© Angelo Palmieri
The Vespers at San Vitale
Sacred consonances: Liszt and Pärt
Coro dell’Istituto Superiore di Studi Musicali “Giuseppe Verdi”
direttore Antonio Greco
Anna Bessi mezzosoprano
Andrea Berardi organo
Arvo Pärt (1935)
Trivium (II) per organo
Da pacem Domine per coro a cappella
Vater unser per mezzosoprano solo e organo
Franz Liszt (1811-1886)
Ave Maria di Arcadelt per organo
Salve Regina per coro e organo
Rosario
I. Mysteria gaudiosa (per coro e organo)
II. Mysteria dolorosa (per coro e organo)
III. Mysteria gloriosa (per coro e organo)
Pater noster (per mezzosoprano e organo)
Arvo Pärt
Salve Regina per coro e organo
Pärt’s Da pacem domine was commissioned by Jordi Savall in 2004. The text, taken from the second book of Kings, the Chronicles and Psalm 72, is a densely mystic choral invocation. In ideal continuity with it is Vater unser (Our Father), where the solo voice traces a simple and beautiful melody with a delicate organ accompaniment.
His Salve Regina for choir and organ, instead, was composed in 2002 for the celebration of 1150 years since the foundation of Essen Abbey: it is dedicated to the Golden Madonna, a wooden sculpture of the Virgin with Child covered with sheets of gold leaf. In the fourteenth and fifteenth centuries, the statue used to be paraded in processions on major religious festivals.

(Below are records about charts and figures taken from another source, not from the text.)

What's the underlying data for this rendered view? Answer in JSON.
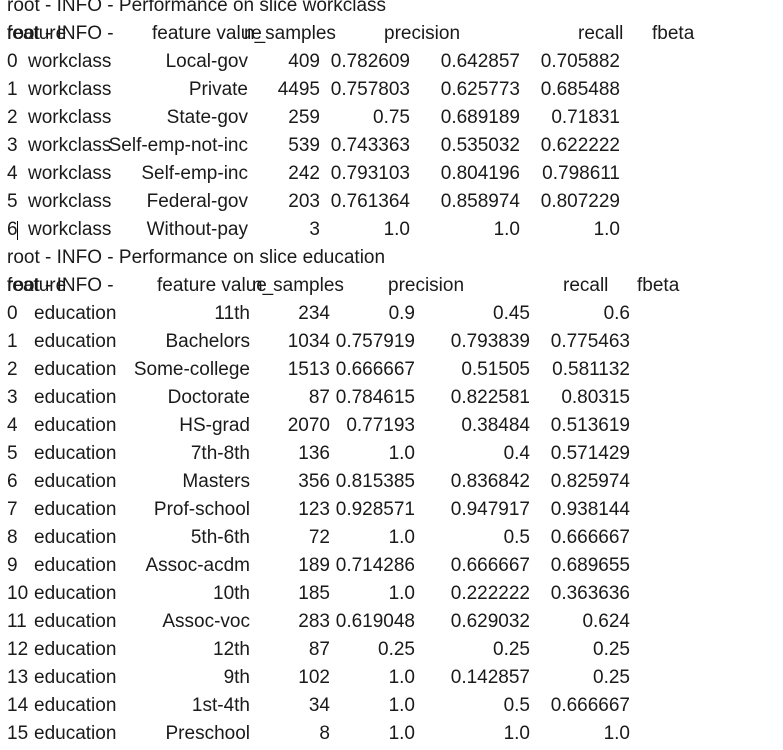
{
  "workclass_section": {
    "title": "root - INFO - Performance on slice workclass",
    "header": {
      "prefix": "root - INFO -",
      "columns": [
        "feature",
        "feature value",
        "n_samples",
        "precision",
        "recall",
        "fbeta"
      ]
    },
    "rows": [
      {
        "index": "0",
        "feature": "workclass",
        "value": "Local-gov",
        "n_samples": "409",
        "precision": "0.782609",
        "recall": "0.642857",
        "fbeta": "0.705882"
      },
      {
        "index": "1",
        "feature": "workclass",
        "value": "Private",
        "n_samples": "4495",
        "precision": "0.757803",
        "recall": "0.625773",
        "fbeta": "0.685488"
      },
      {
        "index": "2",
        "feature": "workclass",
        "value": "State-gov",
        "n_samples": "259",
        "precision": "0.75",
        "recall": "0.689189",
        "fbeta": "0.71831"
      },
      {
        "index": "3",
        "feature": "workclass",
        "value": "Self-emp-not-inc",
        "n_samples": "539",
        "precision": "0.743363",
        "recall": "0.535032",
        "fbeta": "0.622222"
      },
      {
        "index": "4",
        "feature": "workclass",
        "value": "Self-emp-inc",
        "n_samples": "242",
        "precision": "0.793103",
        "recall": "0.804196",
        "fbeta": "0.798611"
      },
      {
        "index": "5",
        "feature": "workclass",
        "value": "Federal-gov",
        "n_samples": "203",
        "precision": "0.761364",
        "recall": "0.858974",
        "fbeta": "0.807229"
      },
      {
        "index": "6",
        "feature": "workclass",
        "value": "Without-pay",
        "n_samples": "3",
        "precision": "1.0",
        "recall": "1.0",
        "fbeta": "1.0"
      }
    ]
  },
  "education_section": {
    "title": "root - INFO - Performance on slice education",
    "header": {
      "prefix": "root - INFO -",
      "columns": [
        "feature",
        "feature value",
        "n_samples",
        "precision",
        "recall",
        "fbeta"
      ]
    },
    "rows": [
      {
        "index": "0",
        "feature": "education",
        "value": "11th",
        "n_samples": "234",
        "precision": "0.9",
        "recall": "0.45",
        "fbeta": "0.6"
      },
      {
        "index": "1",
        "feature": "education",
        "value": "Bachelors",
        "n_samples": "1034",
        "precision": "0.757919",
        "recall": "0.793839",
        "fbeta": "0.775463"
      },
      {
        "index": "2",
        "feature": "education",
        "value": "Some-college",
        "n_samples": "1513",
        "precision": "0.666667",
        "recall": "0.51505",
        "fbeta": "0.581132"
      },
      {
        "index": "3",
        "feature": "education",
        "value": "Doctorate",
        "n_samples": "87",
        "precision": "0.784615",
        "recall": "0.822581",
        "fbeta": "0.80315"
      },
      {
        "index": "4",
        "feature": "education",
        "value": "HS-grad",
        "n_samples": "2070",
        "precision": "0.77193",
        "recall": "0.38484",
        "fbeta": "0.513619"
      },
      {
        "index": "5",
        "feature": "education",
        "value": "7th-8th",
        "n_samples": "136",
        "precision": "1.0",
        "recall": "0.4",
        "fbeta": "0.571429"
      },
      {
        "index": "6",
        "feature": "education",
        "value": "Masters",
        "n_samples": "356",
        "precision": "0.815385",
        "recall": "0.836842",
        "fbeta": "0.825974"
      },
      {
        "index": "7",
        "feature": "education",
        "value": "Prof-school",
        "n_samples": "123",
        "precision": "0.928571",
        "recall": "0.947917",
        "fbeta": "0.938144"
      },
      {
        "index": "8",
        "feature": "education",
        "value": "5th-6th",
        "n_samples": "72",
        "precision": "1.0",
        "recall": "0.5",
        "fbeta": "0.666667"
      },
      {
        "index": "9",
        "feature": "education",
        "value": "Assoc-acdm",
        "n_samples": "189",
        "precision": "0.714286",
        "recall": "0.666667",
        "fbeta": "0.689655"
      },
      {
        "index": "10",
        "feature": "education",
        "value": "10th",
        "n_samples": "185",
        "precision": "1.0",
        "recall": "0.222222",
        "fbeta": "0.363636"
      },
      {
        "index": "11",
        "feature": "education",
        "value": "Assoc-voc",
        "n_samples": "283",
        "precision": "0.619048",
        "recall": "0.629032",
        "fbeta": "0.624"
      },
      {
        "index": "12",
        "feature": "education",
        "value": "12th",
        "n_samples": "87",
        "precision": "0.25",
        "recall": "0.25",
        "fbeta": "0.25"
      },
      {
        "index": "13",
        "feature": "education",
        "value": "9th",
        "n_samples": "102",
        "precision": "1.0",
        "recall": "0.142857",
        "fbeta": "0.25"
      },
      {
        "index": "14",
        "feature": "education",
        "value": "1st-4th",
        "n_samples": "34",
        "precision": "1.0",
        "recall": "0.5",
        "fbeta": "0.666667"
      },
      {
        "index": "15",
        "feature": "education",
        "value": "Preschool",
        "n_samples": "8",
        "precision": "1.0",
        "recall": "1.0",
        "fbeta": "1.0"
      }
    ]
  }
}
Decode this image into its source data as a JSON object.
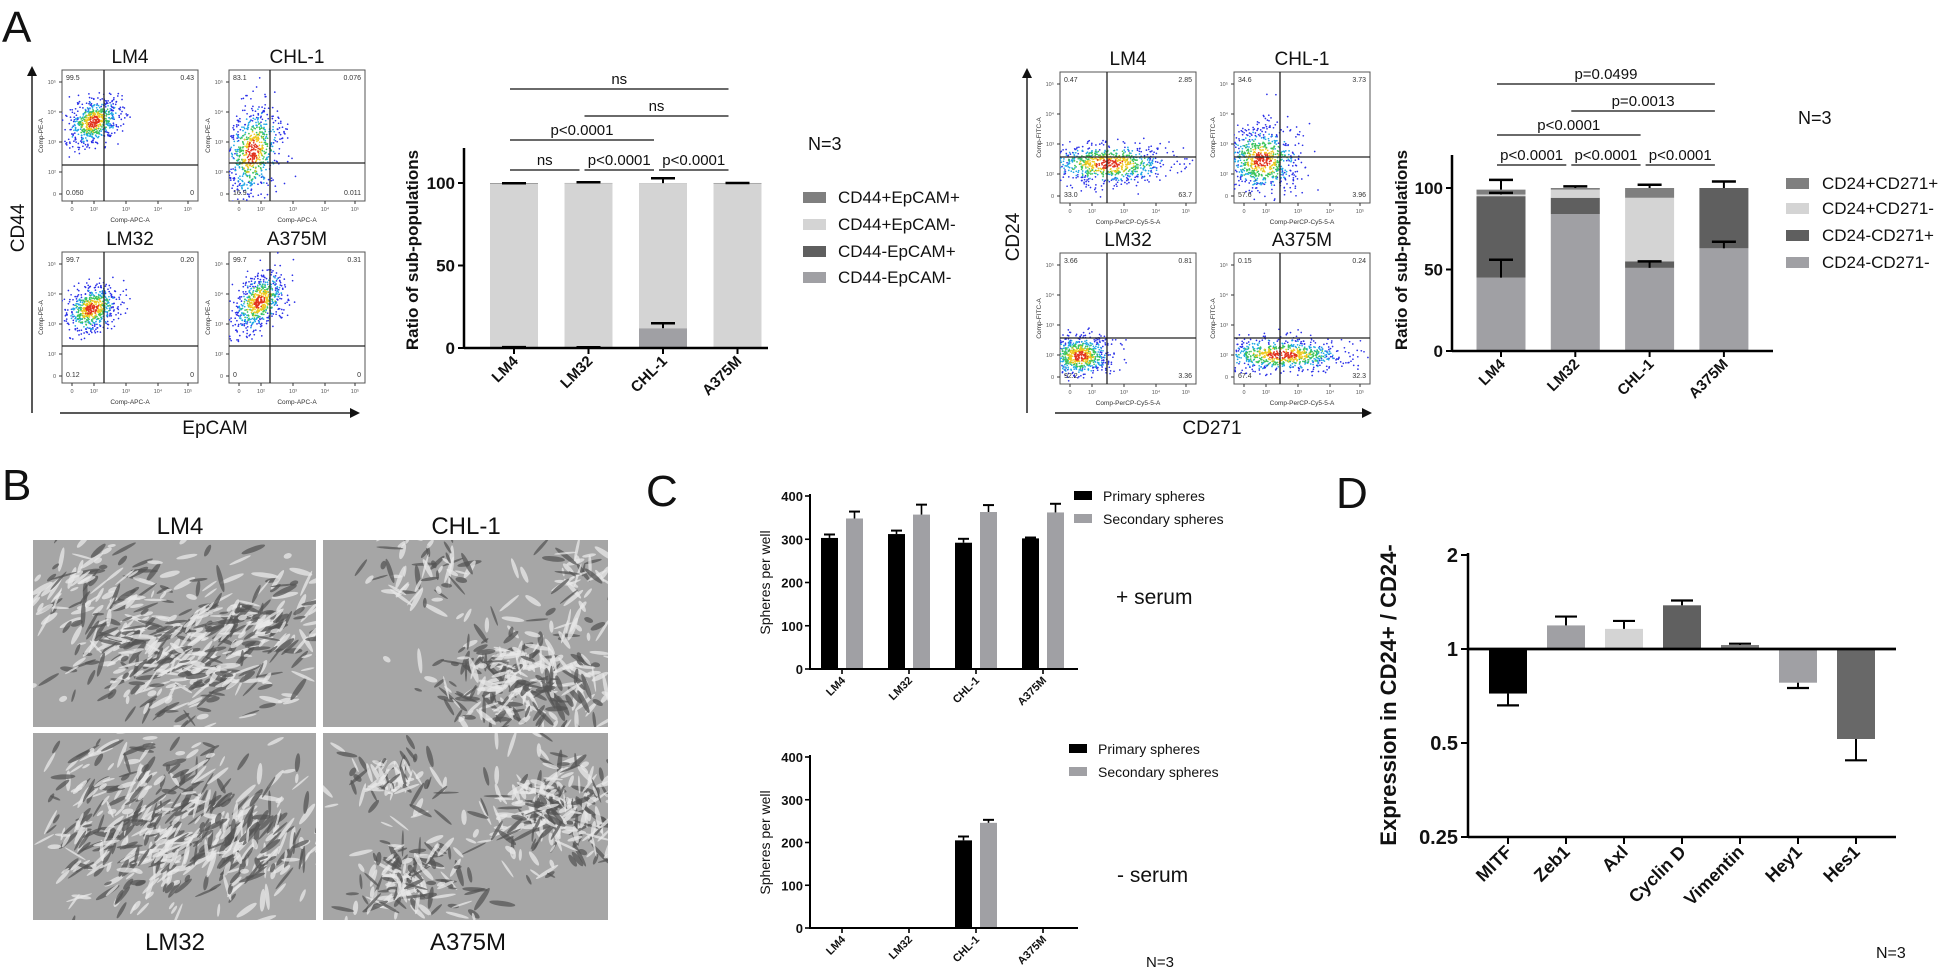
{
  "figure": {
    "panel_labels": {
      "a": "A",
      "b": "B",
      "c": "C",
      "d": "D"
    }
  },
  "flow_cd44": {
    "y_axis": "CD44",
    "x_axis": "EpCAM",
    "x_channel": "Comp-APC-A",
    "y_channel": "Comp-PE-A",
    "ticks": [
      "0",
      "10²",
      "10³",
      "10⁴",
      "10⁵"
    ],
    "plots": [
      {
        "title": "LM4",
        "q": [
          "99.5",
          "0.43",
          "0.050",
          "0"
        ]
      },
      {
        "title": "CHL-1",
        "q": [
          "83.1",
          "0.076",
          "16.9",
          "0.011"
        ]
      },
      {
        "title": "LM32",
        "q": [
          "99.7",
          "0.20",
          "0.12",
          "0"
        ]
      },
      {
        "title": "A375M",
        "q": [
          "99.7",
          "0.31",
          "0",
          "0"
        ]
      }
    ]
  },
  "flow_cd24": {
    "y_axis": "CD24",
    "x_axis": "CD271",
    "x_channel": "Comp-PerCP-Cy5-5-A",
    "y_channel": "Comp-FITC-A",
    "ticks": [
      "0",
      "10²",
      "10³",
      "10⁴",
      "10⁵"
    ],
    "plots": [
      {
        "title": "LM4",
        "q": [
          "0.47",
          "2.85",
          "33.0",
          "63.7"
        ]
      },
      {
        "title": "CHL-1",
        "q": [
          "34.6",
          "3.73",
          "57.6",
          "3.96"
        ]
      },
      {
        "title": "LM32",
        "q": [
          "3.66",
          "0.81",
          "92.2",
          "3.36"
        ]
      },
      {
        "title": "A375M",
        "q": [
          "0.15",
          "0.24",
          "67.4",
          "32.3"
        ]
      }
    ]
  },
  "microscopy": {
    "images": [
      {
        "label": "LM4"
      },
      {
        "label": "CHL-1"
      },
      {
        "label": "LM32"
      },
      {
        "label": "A375M"
      }
    ]
  },
  "chart_data": [
    {
      "type": "bar",
      "stacked": true,
      "categories": [
        "LM4",
        "LM32",
        "CHL-1",
        "A375M"
      ],
      "ylabel": "Ratio of sub-populations",
      "xlabel": "",
      "ylim": [
        0,
        120
      ],
      "yticks": [
        "0",
        "50",
        "100"
      ],
      "ytick_values": [
        0,
        50,
        100
      ],
      "series": [
        {
          "name": "CD44-EpCAM-",
          "color": "#a0a0a4",
          "values": [
            0.05,
            0.12,
            12,
            0
          ],
          "errors": [
            0.5,
            0.3,
            3,
            0
          ]
        },
        {
          "name": "CD44-EpCAM+",
          "color": "#5f5f5f",
          "values": [
            0,
            0,
            0,
            0
          ],
          "errors": [
            0,
            0,
            0,
            0
          ]
        },
        {
          "name": "CD44+EpCAM-",
          "color": "#d4d4d4",
          "values": [
            99.5,
            99.7,
            87.9,
            99.7
          ],
          "errors": [
            0.3,
            0.6,
            3,
            0.3
          ]
        },
        {
          "name": "CD44+EpCAM+",
          "color": "#7f7f7f",
          "values": [
            0.43,
            0.2,
            0.08,
            0.31
          ],
          "errors": [
            0,
            0,
            0,
            0
          ]
        }
      ],
      "comparisons": [
        {
          "from": 0,
          "to": 1,
          "label": "ns"
        },
        {
          "from": 1,
          "to": 2,
          "label": "p<0.0001"
        },
        {
          "from": 2,
          "to": 3,
          "label": "p<0.0001"
        },
        {
          "from": 0,
          "to": 2,
          "label": "p<0.0001"
        },
        {
          "from": 1,
          "to": 3,
          "label": "ns"
        },
        {
          "from": 0,
          "to": 3,
          "label": "ns"
        }
      ],
      "legend_position": "right",
      "note": "N=3"
    },
    {
      "type": "bar",
      "stacked": true,
      "categories": [
        "LM4",
        "LM32",
        "CHL-1",
        "A375M"
      ],
      "ylabel": "Ratio of sub-populations",
      "xlabel": "",
      "ylim": [
        0,
        120
      ],
      "yticks": [
        "0",
        "50",
        "100"
      ],
      "ytick_values": [
        0,
        50,
        100
      ],
      "series": [
        {
          "name": "CD24-CD271-",
          "color": "#a0a0a4",
          "values": [
            45,
            84,
            51,
            63
          ],
          "errors": [
            11,
            0,
            4,
            4
          ]
        },
        {
          "name": "CD24-CD271+",
          "color": "#5f5f5f",
          "values": [
            50,
            10,
            4,
            37
          ],
          "errors": [
            0,
            0,
            0,
            0
          ]
        },
        {
          "name": "CD24+CD271-",
          "color": "#d4d4d4",
          "values": [
            1,
            5,
            39,
            0
          ],
          "errors": [
            1,
            0,
            0,
            0
          ]
        },
        {
          "name": "CD24+CD271+",
          "color": "#7f7f7f",
          "values": [
            3,
            1,
            6,
            0
          ],
          "errors": [
            6,
            1,
            2,
            4
          ]
        }
      ],
      "comparisons": [
        {
          "from": 0,
          "to": 1,
          "label": "p<0.0001"
        },
        {
          "from": 1,
          "to": 2,
          "label": "p<0.0001"
        },
        {
          "from": 2,
          "to": 3,
          "label": "p<0.0001"
        },
        {
          "from": 0,
          "to": 2,
          "label": "p<0.0001"
        },
        {
          "from": 1,
          "to": 3,
          "label": "p=0.0013"
        },
        {
          "from": 0,
          "to": 3,
          "label": "p=0.0499"
        }
      ],
      "legend_position": "right",
      "note": "N=3"
    },
    {
      "type": "bar",
      "stacked": false,
      "categories": [
        "LM4",
        "LM32",
        "CHL-1",
        "A375M"
      ],
      "ylabel": "Spheres per well",
      "xlabel": "",
      "ylim": [
        0,
        400
      ],
      "yticks": [
        "0",
        "100",
        "200",
        "300",
        "400"
      ],
      "ytick_values": [
        0,
        100,
        200,
        300,
        400
      ],
      "series": [
        {
          "name": "Primary spheres",
          "color": "#000000",
          "values": [
            303,
            312,
            292,
            302
          ],
          "errors": [
            8,
            8,
            9,
            2
          ]
        },
        {
          "name": "Secondary spheres",
          "color": "#a0a0a4",
          "values": [
            348,
            357,
            363,
            362
          ],
          "errors": [
            16,
            23,
            16,
            20
          ]
        }
      ],
      "annotation": "+ serum",
      "legend_position": "top-right"
    },
    {
      "type": "bar",
      "stacked": false,
      "categories": [
        "LM4",
        "LM32",
        "CHL-1",
        "A375M"
      ],
      "ylabel": "Spheres per well",
      "xlabel": "",
      "ylim": [
        0,
        400
      ],
      "yticks": [
        "0",
        "100",
        "200",
        "300",
        "400"
      ],
      "ytick_values": [
        0,
        100,
        200,
        300,
        400
      ],
      "series": [
        {
          "name": "Primary spheres",
          "color": "#000000",
          "values": [
            0,
            0,
            205,
            0
          ],
          "errors": [
            0,
            0,
            9,
            0
          ]
        },
        {
          "name": "Secondary spheres",
          "color": "#a0a0a4",
          "values": [
            0,
            0,
            246,
            0
          ],
          "errors": [
            0,
            0,
            7,
            0
          ]
        }
      ],
      "annotation": "- serum",
      "legend_position": "top-right",
      "note": "N=3"
    },
    {
      "type": "bar",
      "yscale": "log2",
      "baseline": 1,
      "categories": [
        "MITF",
        "Zeb1",
        "Axl",
        "Cyclin D",
        "Vimentin",
        "Hey1",
        "Hes1"
      ],
      "values": [
        0.72,
        1.19,
        1.16,
        1.38,
        1.03,
        0.78,
        0.515
      ],
      "error_ends": [
        0.66,
        1.27,
        1.23,
        1.43,
        1.04,
        0.75,
        0.44
      ],
      "colors": [
        "#000000",
        "#a0a0a4",
        "#d4d4d4",
        "#606060",
        "#7f7f7f",
        "#a0a0a4",
        "#686868"
      ],
      "ylabel": "Expression in CD24+ / CD24-",
      "xlabel": "",
      "ylim": [
        0.25,
        2
      ],
      "yticks": [
        "0.25",
        "0.5",
        "1",
        "2"
      ],
      "ytick_values": [
        0.25,
        0.5,
        1,
        2
      ],
      "note": "N=3"
    }
  ]
}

Sacred music also plays a fundamental role in the catalogue of Franz Liszt. After the death of his firstborn daughter, Blandine, Liszt retreated to solitary living and meditation in the monastery Madonna del Rosario, where he received minor orders in 1865. His devotional inspiration shows through the deep sense of recollection of the music featured here.